Harris himself suffered a broken nose in the late-night skirmish on June 1, but then got the better of the other man.

Eye-witnesses described a bout of "drunken wrestling" before joiner Harris threw the instigator to the ground.

His barrister, Ian West, told the court: "His problem is, having been invited outside, he didn't decline the invitation.

"He has a limp, and gets abuse for it. He doesn't like backing down.

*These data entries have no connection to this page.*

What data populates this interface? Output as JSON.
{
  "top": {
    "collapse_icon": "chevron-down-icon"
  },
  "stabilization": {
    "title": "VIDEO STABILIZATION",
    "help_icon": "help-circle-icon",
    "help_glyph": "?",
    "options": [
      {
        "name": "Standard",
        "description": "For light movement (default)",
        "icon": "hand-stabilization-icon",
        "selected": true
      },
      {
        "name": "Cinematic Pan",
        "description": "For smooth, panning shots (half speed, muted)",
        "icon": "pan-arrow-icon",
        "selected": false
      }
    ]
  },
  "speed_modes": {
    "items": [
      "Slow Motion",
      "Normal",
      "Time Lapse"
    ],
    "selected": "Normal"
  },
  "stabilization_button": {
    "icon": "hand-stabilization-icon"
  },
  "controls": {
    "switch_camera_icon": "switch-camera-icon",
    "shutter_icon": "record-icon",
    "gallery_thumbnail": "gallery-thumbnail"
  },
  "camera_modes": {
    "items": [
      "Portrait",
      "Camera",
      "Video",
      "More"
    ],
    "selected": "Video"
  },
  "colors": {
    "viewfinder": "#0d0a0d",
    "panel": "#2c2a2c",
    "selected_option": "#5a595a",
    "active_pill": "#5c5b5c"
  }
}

Clearly, the kick is the blow that goes beyond self-defence.

"It is this act which puts his liberty at jeopardy because it was, at that stage, gratuitous, and the complainant was vulnerable."

Harris, of Reeth Road, Richmond, admitted assault occasioning actual bodily harm and was given a four-month suspended prison sentence.

Judge Simon Bourne-Arton, QC, also imposed a three-month curfew from 9pm to 5am, and ordered Harris to pay £420 costs and a £250 fine.

The judge did not order any damages, because he said the Criminal Injuries Compensation Board does not pay out to victims who play a part in their own misfortune.

He told Harris, who sobbed in the dock: "Most significantly, this would not have happened were it not for the complainant starting the fight."

The judge was given a bundle of references from family, friends and an employee, which Mr West said "painted a very different picture" of Harris.

"In a case where there was a consensual fight, he deserves considerable credit for pleading guilty at the first opportunity.

"The defendant actually ended up with a broken nose, so, in terms of injuries, it was a case of six of one and half a dozen of the other."